BERSIHKAN HARTA LIPATKAN PAHALA

BERSIHKAN HARTA LIPATKAN PAHALA


Tak terasa Ramadhan sudah berada di penghujung mata. Tamu agung itu akan segera meninggalkan kita. InsyaAllah Ramadhan akan datang kembali. Namun pertanyaannya, apakah kita masih diizinkan untuk bertemu lagi?

Tinggal 5 hari tersisa, sudahkah kita bersihkan harta melalui zakat, infak, shadaqoh? Ini waktunya dimana semua kebaikan di bulan Ramadhan akan dilipatgandakan pahalanya 10 sampai 700 kali lipat.

“Rasulullah SAW adalah orang yang paling dermawan. Dan beliau lebih dermawan lagi di bulan Ramadhan. Kedermawanan Rasulullah SAW melebihi angin yang berhembus.” [HR. Bukhari].

Menurut data yang dihimpun dari pusat kajian strategis Badan Amil Zakat Nasional (Baznas) potensi zakat di Indonesia mencapai Rp 327 triliun per tahun. Potensi itu berasal dari zakat penghasilan, jasa pertanian, perkebunan, peternakan, dan sektor lainnnya.

Bila potensi ini dimaksimalkan. Muzaki, amil maupun mustahik semua amanah, alangkah luar biasanya. Barangkali tak ada lagi kemiskinan di negeri tercinta ini.

Begitu krusialnya urusan zakat hingga Khalifah Abu Bakar memaklumatkan perang bagi para pembangkang zakat.

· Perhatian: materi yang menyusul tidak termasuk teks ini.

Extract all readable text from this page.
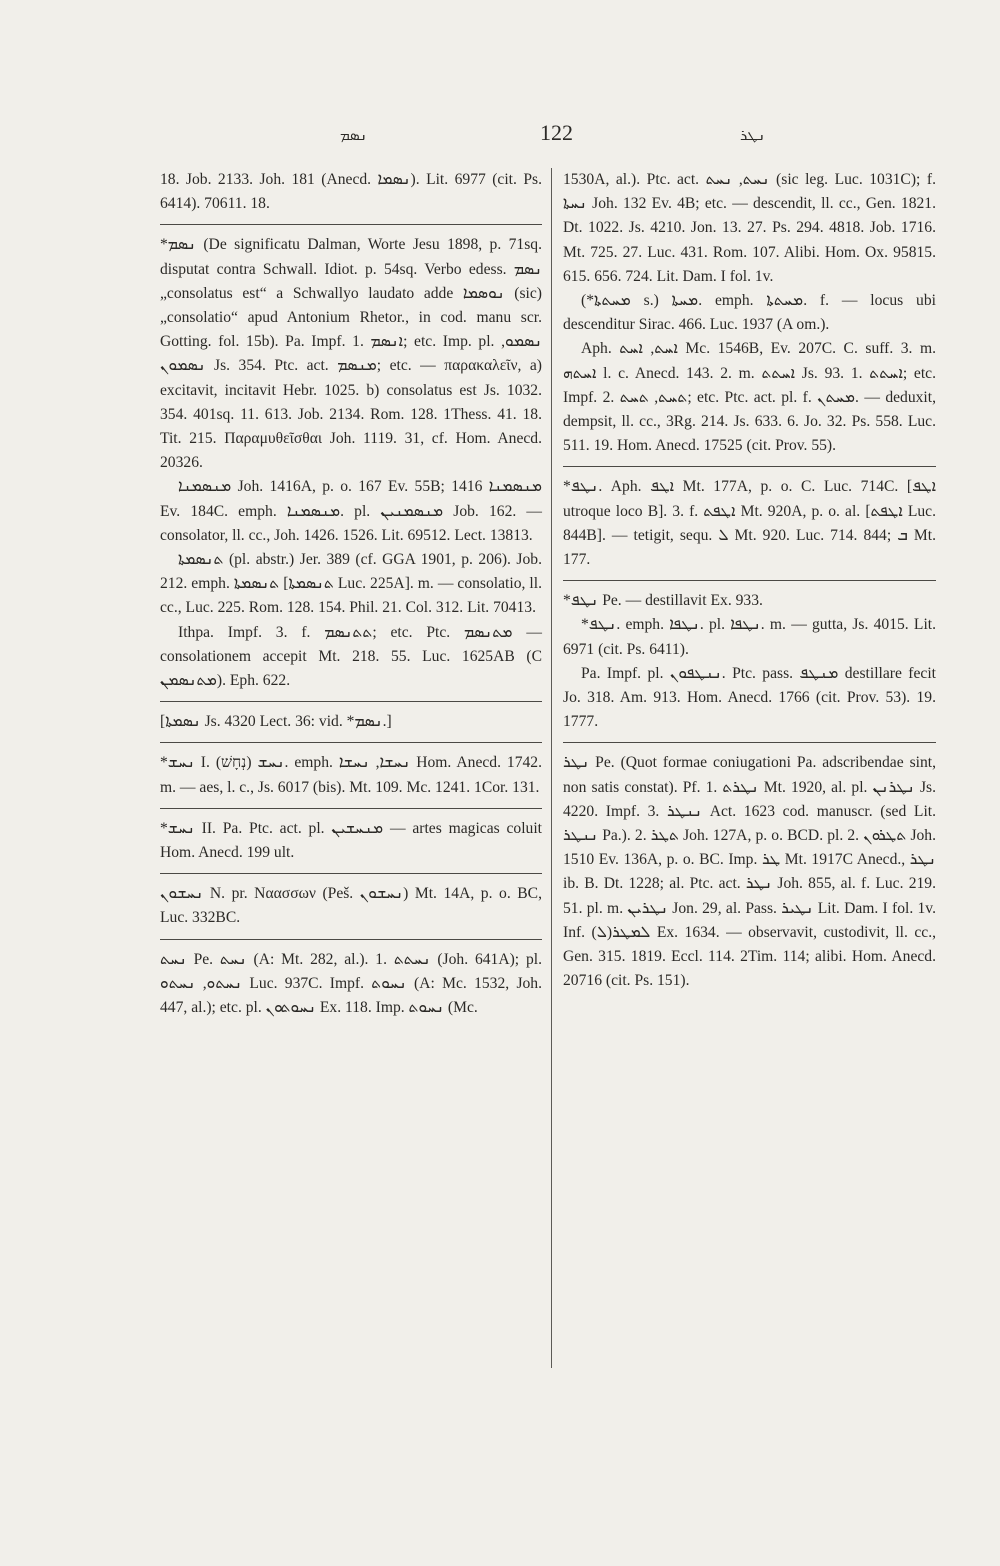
ܢܣܡ	122	ܢܛܪ

18. Job. 2133. Joh. 181 (Anecd. ܢܣܡܐ). Lit. 6977 (cit. Ps. 6414). 70611. 18.

*ܢܣܡ (De significatu Dalman, Worte Jesu 1898, p. 71sq. disputat contra Schwall. Idiot. p. 54sq. Verbo edess. ܢܣܡ „consolatus est“ a Schwallyo laudato adde ܢܘܣܡܐ (sic) „consolatio“ apud Antonium Rhetor., in cod. manu scr. Gotting. fol. 15b). Pa. Impf. 1. ܐܢܣܡ; etc. Imp. pl. ܢܣܡܘ, ܢܣܡܘܢ Js. 354. Ptc. act. ܡܢܣܡ; etc. — παρακαλεῖν, a) excitavit, incitavit Hebr. 1025. b) consolatus est Js. 1032. 354. 401sq. 11. 613. Job. 2134. Rom. 128. 1Thess. 41. 18. Tit. 215. Παραμυθεῖσθαι Joh. 1119. 31, cf. Hom. Anecd. 20326.

ܡܢܣܡܢܐ Joh. 1416A, p. o. 167 Ev. 55B; ܡܢܣܡܢܐ 1416 Ev. 184C. emph. ܡܢܣܡܢܐ. pl. ܡܢܣܡܢܝܢ Job. 162. — consolator, ll. cc., Joh. 1426. 1526. Lit. 69512. Lect. 13813.

ܬܢܣܡܬܐ (pl. abstr.) Jer. 389 (cf. GGA 1901, p. 206). Job. 212. emph. ܬܢܣܡܬܐ [ܬܢܣܡܬܐ Luc. 225A]. m. — consolatio, ll. cc., Luc. 225. Rom. 128. 154. Phil. 21. Col. 312. Lit. 70413.

Ithpa. Impf. 3. f. ܬܬܢܣܡ; etc. Ptc. ܡܬܢܣܡ — consolationem accepit Mt. 218. 55. Luc. 1625AB (C ܡܬܢܣܡܢ). Eph. 622.

[ܢܣܡܬܐ Js. 4320 Lect. 36: vid. *ܢܣܡ.]

*ܢܚܫ I. ܢܚܫ (נְחָשׁ). emph. ܢܚܫܐ, ܢܚܫܐ Hom. Anecd. 1742. m. — aes, l. c., Js. 6017 (bis). Mt. 109. Mc. 1241. 1Cor. 131.

*ܢܚܫ II. Pa. Ptc. act. pl. ܡܢܚܫܝܢ — artes magicas coluit Hom. Anecd. 199 ult.

ܢܚܫܘܢ N. pr. Ναασσων (Peš. ܢܚܫܘܢ) Mt. 14A, p. o. BC, Luc. 332BC.

ܢܚܬ Pe. ܢܚܬ (A: Mt. 282, al.). 1. ܢܚܬܬ (Joh. 641A); pl. ܢܚܬܘ, ܢܚܬܘ Luc. 937C. Impf. ܢܚܘܬ (A: Mc. 1532, Joh. 447, al.); etc. pl. ܢܚܘܬܘܢ Ex. 118. Imp. ܢܚܘܬ (Mc.

1530A, al.). Ptc. act. ܢܚܬ, ܢܚܬ (sic leg. Luc. 1031C); f. ܢܚܬܐ Joh. 132 Ev. 4B; etc. — descendit, ll. cc., Gen. 1821. Dt. 1022. Js. 4210. Jon. 13. 27. Ps. 294. 4818. Job. 1716. Mt. 725. 27. Luc. 431. Rom. 107. Alibi. Hom. Ox. 95815. 615. 656. 724. Lit. Dam. I fol. 1v.

(*ܡܚܬܬܐ s.) ܡܚܬܐ. emph. ܡܚܬܬܐ. f. — locus ubi descenditur Sirac. 466. Luc. 1937 (A om.).

Aph. ܐܚܬ, ܐܚܬ Mc. 1546B, Ev. 207C. C. suff. 3. m. ܐܚܬܗ l. c. Anecd. 143. 2. m. ܐܚܬܬ Js. 93. 1. ܐܚܬܬ; etc. Impf. 2. ܬܚܬ, ܬܚܬ; etc. Ptc. act. pl. f. ܡܚܬܢ. — deduxit, dempsit, ll. cc., 3Rg. 214. Js. 633. 6. Jo. 32. Ps. 558. Luc. 511. 19. Hom. Anecd. 17525 (cit. Prov. 55).

*ܢܛܦ. Aph. ܐܛܦ Mt. 177A, p. o. C. Luc. 714C. [ܐܛܦ utroque loco B]. 3. f. ܐܛܦܬ Mt. 920A, p. o. al. [ܐܛܦܬ Luc. 844B]. — tetigit, sequ. ܠ Mt. 920. Luc. 714. 844; ܒ Mt. 177.

*ܢܛܦ Pe. — destillavit Ex. 933.

*ܢܛܦ. emph. ܢܛܦܐ. pl. ܢܛܦܐ. m. — gutta, Js. 4015. Lit. 6971 (cit. Ps. 6411).

Pa. Impf. pl. ܢܢܛܦܘܢ. Ptc. pass. ܡܢܛܦ destillare fecit Jo. 318. Am. 913. Hom. Anecd. 1766 (cit. Prov. 53). 19. 1777.

ܢܛܪ Pe. (Quot formae coniugationi Pa. adscribendae sint, non satis constat). Pf. 1. ܢܛܪܬ Mt. 1920, al. pl. ܢܛܪܢܢ Js. 4220. Impf. 3. ܢܢܛܪ Act. 1623 cod. manuscr. (sed Lit. ܢܢܛܪ Pa.). 2. ܬܛܪ Joh. 127A, p. o. BCD. pl. 2. ܬܛܪܘܢ Joh. 1510 Ev. 136A, p. o. BC. Imp. ܛܪ Mt. 1917C Anecd., ܢܛܪ ib. B. Dt. 1228; al. Ptc. act. ܢܛܪ Joh. 855, al. f. Luc. 219. 51. pl. m. ܢܛܪܝܢ Jon. 29, al. Pass. ܢܛܝܪ Lit. Dam. I fol. 1v. Inf. ܠܡܛܪ(ܠ) Ex. 1634. — observavit, custodivit, ll. cc., Gen. 315. 1819. Eccl. 114. 2Tim. 114; alibi. Hom. Anecd. 20716 (cit. Ps. 151).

Di masa Khalifah Umar ibn Khattab pengelolaan zakat, infak, shadaqoh sudah mulai professional dengan didikannya baitul mal.

Baitul mal adalah lembaga yang mengurusi harta yang dikumpulkan dari zakat, kharaj (cukai atas tanah pertanian), jizyah (pajak yang dibebankan pada penduduk non-Muslim yang tinggal di negara Islam), ghanimah (rampasan perang), kaffarat (denda), wakaf, dan lain-lain yang ditasyarufkan untuk kepentingan umat.

Ada catatan sejarah yang menarik , di mana Sang Khalifah tidak memberikan harta zakat kepada salah satu dari delapan golongan (ashnaf), yakni mualaf (orang yang baru masuk Islam).

Mengapa? Karena sebagian besar yang masuk Islam pada masa itu adalah orang-orang kaya dan mampu. Seperti Suhail bin Amr, Aqra’ bin Habis, dan Muawiyyah bin Abi Sufyan.

Pada masa pemerintahan Khalifah Usman bin Affan dikeluarkan sebuah kebijakan penting. Yakni dibolehkannya pembayaran zakat harta melalui nilai uang. Mekanismenya, total harta yang dimiliki disetarakan dengan uang, lalu diambil 2,5 persennya.

Model pembayaran zakat seperti itu diteruskan pada masa Ali ibn Abi Thalib dan masih digunakan hingga kini.

Menariknya, ada kisah seorang ulama besar yang tak pernah mengeluarkan zakat. Ia adalah Imam Al Laits bin Sa’adlah dari Mesir. Apa pasal? Hartanya selalu habis dibagikan sebelum sampai nisab.

Salah satu dari 8 golongan yang berhak menerima zakat adalah gharimin atau orang yang terlilit hutang.

Pada masa Daulah Utsmani, tak hanya para Sultan yang membagikan hartanya, rakyatnya pun bertradisi melunasi hutang siapa saja, sekalipun tak dikenalnya. Namanya Zimem Defteri alias buku utang.

Menjleang dan selama Ramadhan, orang-orang kaya akan datang ke toko-toko kelontong, pasar, atau tempat-tempat lainnya untuk melunasi utang siapa saja. Sekalipun orang-orang itu tak dikenalnya.

Mereka akan meminta buku catatan utang yang dimiliki para pedagang, lalu melihat berapa jumlah yang harus dibayar dan menyerahkan sekantung uang, disertai pesan, “Katakan padaku kalau masih ada lagi yang lainnya.”

MasyaAllah! Yuks, ini saatnya bersihkan harta lipatgandakan pahala.